Jackson weighed 6 pounds & 10 ounces and was 19.5 inches long. All that worry about him being underweight proved to be completely unnecessary. He also scored 9 on his Apgar test, and the nurse commented on how beautifully pink he was within a minute after birth. I was so relieved, since he had been somewhat distressed during labor. William observed the whole process, and the nurses encouraged him to talk to Jackson. As soon as William said something up close to our little one, Jackson opened his eyes, perked up, and looked up at his daddy. It was so precious.

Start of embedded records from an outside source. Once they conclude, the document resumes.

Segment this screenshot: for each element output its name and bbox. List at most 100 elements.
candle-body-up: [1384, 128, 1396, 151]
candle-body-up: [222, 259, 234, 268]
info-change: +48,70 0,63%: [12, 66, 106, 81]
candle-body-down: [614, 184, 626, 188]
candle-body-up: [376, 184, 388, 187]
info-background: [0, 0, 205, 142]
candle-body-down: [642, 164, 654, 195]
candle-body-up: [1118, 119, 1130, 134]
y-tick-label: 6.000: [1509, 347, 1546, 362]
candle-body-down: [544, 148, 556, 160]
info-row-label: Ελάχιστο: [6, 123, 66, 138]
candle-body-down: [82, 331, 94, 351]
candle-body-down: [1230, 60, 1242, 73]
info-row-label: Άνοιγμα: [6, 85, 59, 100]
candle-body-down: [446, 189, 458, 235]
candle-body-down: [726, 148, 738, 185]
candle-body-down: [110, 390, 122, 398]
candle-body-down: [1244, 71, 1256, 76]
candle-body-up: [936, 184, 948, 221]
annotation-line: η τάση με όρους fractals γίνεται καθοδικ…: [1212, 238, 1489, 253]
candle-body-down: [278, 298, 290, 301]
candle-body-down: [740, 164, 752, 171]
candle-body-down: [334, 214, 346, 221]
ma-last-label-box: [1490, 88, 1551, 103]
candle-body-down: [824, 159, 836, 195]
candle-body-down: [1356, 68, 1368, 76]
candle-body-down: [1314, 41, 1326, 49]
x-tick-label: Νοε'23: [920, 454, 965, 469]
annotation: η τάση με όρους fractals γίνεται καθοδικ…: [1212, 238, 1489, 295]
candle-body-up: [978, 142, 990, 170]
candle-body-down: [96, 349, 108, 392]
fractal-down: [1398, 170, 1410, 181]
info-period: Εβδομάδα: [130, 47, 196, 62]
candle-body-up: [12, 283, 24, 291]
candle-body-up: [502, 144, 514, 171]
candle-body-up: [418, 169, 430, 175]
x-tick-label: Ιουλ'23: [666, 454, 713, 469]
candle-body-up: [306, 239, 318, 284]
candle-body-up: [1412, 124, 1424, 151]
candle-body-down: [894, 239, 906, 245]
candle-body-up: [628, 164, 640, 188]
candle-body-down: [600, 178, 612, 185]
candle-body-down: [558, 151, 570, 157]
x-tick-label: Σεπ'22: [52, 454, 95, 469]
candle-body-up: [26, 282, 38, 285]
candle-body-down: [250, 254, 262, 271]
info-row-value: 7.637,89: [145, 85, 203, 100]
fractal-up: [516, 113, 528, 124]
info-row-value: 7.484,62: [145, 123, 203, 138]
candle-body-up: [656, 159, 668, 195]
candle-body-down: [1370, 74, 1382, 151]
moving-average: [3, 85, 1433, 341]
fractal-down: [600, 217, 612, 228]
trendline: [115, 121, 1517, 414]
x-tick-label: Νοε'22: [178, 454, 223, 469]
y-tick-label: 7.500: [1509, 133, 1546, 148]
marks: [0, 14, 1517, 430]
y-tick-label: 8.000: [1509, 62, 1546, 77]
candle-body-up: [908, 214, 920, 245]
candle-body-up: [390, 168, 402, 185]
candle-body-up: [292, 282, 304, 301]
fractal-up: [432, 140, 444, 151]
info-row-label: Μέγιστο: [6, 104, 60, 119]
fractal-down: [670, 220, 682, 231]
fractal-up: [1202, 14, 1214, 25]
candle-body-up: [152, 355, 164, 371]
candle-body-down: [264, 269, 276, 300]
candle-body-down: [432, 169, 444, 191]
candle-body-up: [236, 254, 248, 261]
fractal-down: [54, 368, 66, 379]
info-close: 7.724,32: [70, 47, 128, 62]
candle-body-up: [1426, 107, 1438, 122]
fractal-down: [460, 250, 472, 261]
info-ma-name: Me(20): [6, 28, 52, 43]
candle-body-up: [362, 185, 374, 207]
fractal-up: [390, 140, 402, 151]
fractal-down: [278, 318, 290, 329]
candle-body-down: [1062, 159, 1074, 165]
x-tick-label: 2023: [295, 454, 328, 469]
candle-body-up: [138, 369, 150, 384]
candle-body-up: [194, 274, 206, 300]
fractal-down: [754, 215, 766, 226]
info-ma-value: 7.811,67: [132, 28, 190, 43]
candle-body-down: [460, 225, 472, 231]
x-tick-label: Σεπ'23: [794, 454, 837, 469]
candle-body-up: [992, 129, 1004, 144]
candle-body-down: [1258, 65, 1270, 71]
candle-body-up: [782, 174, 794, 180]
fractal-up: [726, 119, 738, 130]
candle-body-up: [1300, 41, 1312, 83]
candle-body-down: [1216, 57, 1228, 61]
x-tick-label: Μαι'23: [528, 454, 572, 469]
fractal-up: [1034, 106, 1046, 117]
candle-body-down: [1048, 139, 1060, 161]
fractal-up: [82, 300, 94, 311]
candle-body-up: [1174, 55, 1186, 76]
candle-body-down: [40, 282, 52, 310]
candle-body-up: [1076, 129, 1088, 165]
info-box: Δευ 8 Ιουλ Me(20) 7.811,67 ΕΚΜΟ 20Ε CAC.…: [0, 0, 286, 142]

After the nurses finished with warming and measuring him, they returned him to my chest so I could breastfeed. Within just 15 to 20 minutes of birth, I was breastfeeding my newborn. His eyes were wide open and so very beautiful. I became overwhelmed with emotion yet again. I just couldn't believe that I was privileged enough to be this baby's mother. That bonding time was so amazing, as we nursed skin to skin while William stood beside us, the doting husband and father. I'd never felt so close to him or as proud that he was my husband.
The epidural wore off pretty quickly, as the nurse had shut it off just prior to Jackson's birth. I guess she knew after Jackson crowned that I would be pushing him out fast. After our breastfeeding session, the nurses bathed Jackson, and then let William hold him, all clean and swaddled up and sleeping like a precious angel. In the meantime, the nurse escorted me to the bathroom to clean up and get changed into my real clothes. Since I never had a catheter inserted, my bladder had not been cleared. However, the epidural numbs that urge, so I couldn't pee right away.
It was so beautiful to walk out of the bathroom and see my husband sitting in a chair, holding Jackson, and just staring at him with adoration. We were able to bond alone as a family for another 30 minutes or so before the nurses escorted us to our room. I finally felt the urge to pee, and I do not exaggerate when I say that I went for probably two minutes straight. It just kept coming. During the final weeks of my pregnancy, I had a very difficult time ever emptying my bladder. This release felt so amazing.
Our pediatrician stopped by on Friday before we were discharged and gave Jackson a clean bill of health. He lost 3.25 ounces in his first 24 hours, well within a normal range. He has nursed incredibly well, with a strong latch most of the time.
I had such a wonderful pregnancy and such a wonderful birth experience. I feel so incredibly blessed to have this child in my life and this amazing little family.